I’ve been having an on-off affair with my WIP since the end of last year. Sometimes, it’s all consuming. Sometimes, I think the relationship’s doomed and we should go our separate ways.
I’ve nailed my main character, drafted a few chapters and sketched out the plot. I even have a title. But I’m not sure if it’s too personal, and whether that’s an asset or emotional burden too big to bear.
Why not put my knowledge to work beyond my personal predicament and feed it into my fiction? As far as I’ve been able to discover, there aren’t many published novels that feature kidney disease. But what greater jeopardy for a character than the quest to find the man who promised her the transplant that would save her life?
That’s a lot worse than my situation, fortunately. But, being the kind of person who prefers to be forewarned about the worst outcomes, while hoping for the best, I’ve read up about it. I’ve read about the strain of twelve hours a week on haemodialysis and scanned the faces of those passing through the waiting room en route to a session when I attend the outpatient clinic. But do I want to delve deeper? Is it psychologically healthy? I keep changing my mind.

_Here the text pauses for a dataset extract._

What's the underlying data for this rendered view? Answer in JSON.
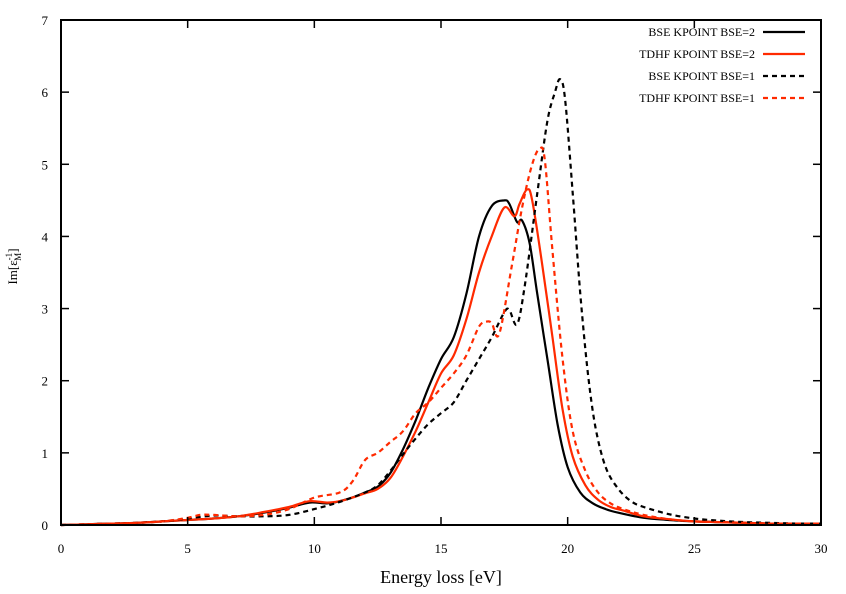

Fortunately, both for me and potential future readers, the story is about more than living with kidney failure. It’s about a woman’s relationship with her grown-up son. Her guilt about her failure to protect him around the onset of her illness stops her recognising him as an adult in his own right.
So it was interesting when this week’s flash fiction challenge pinged into my inbox with the request for 99-word stories about a loving relationship with an adult child. Mine didn’t go quite as I expected, but I’m hoping to learn a lot from the collection when it’s published.
If she could rewrite history, she’d go back and steer him away from danger. She would pay for the privilege with her life. When he was a boy, she could lick his wounds; now he’s an adult, he won’t even show her the scars. But she sees the consequences in broken relationships and lost jobs.
If he could mould the future, he’d banish all her burdens. He’d care for her as she cared for him as a child. But his mother is proud, she drapes her frailty in scarves and jewellery and asks him what he wants for tea.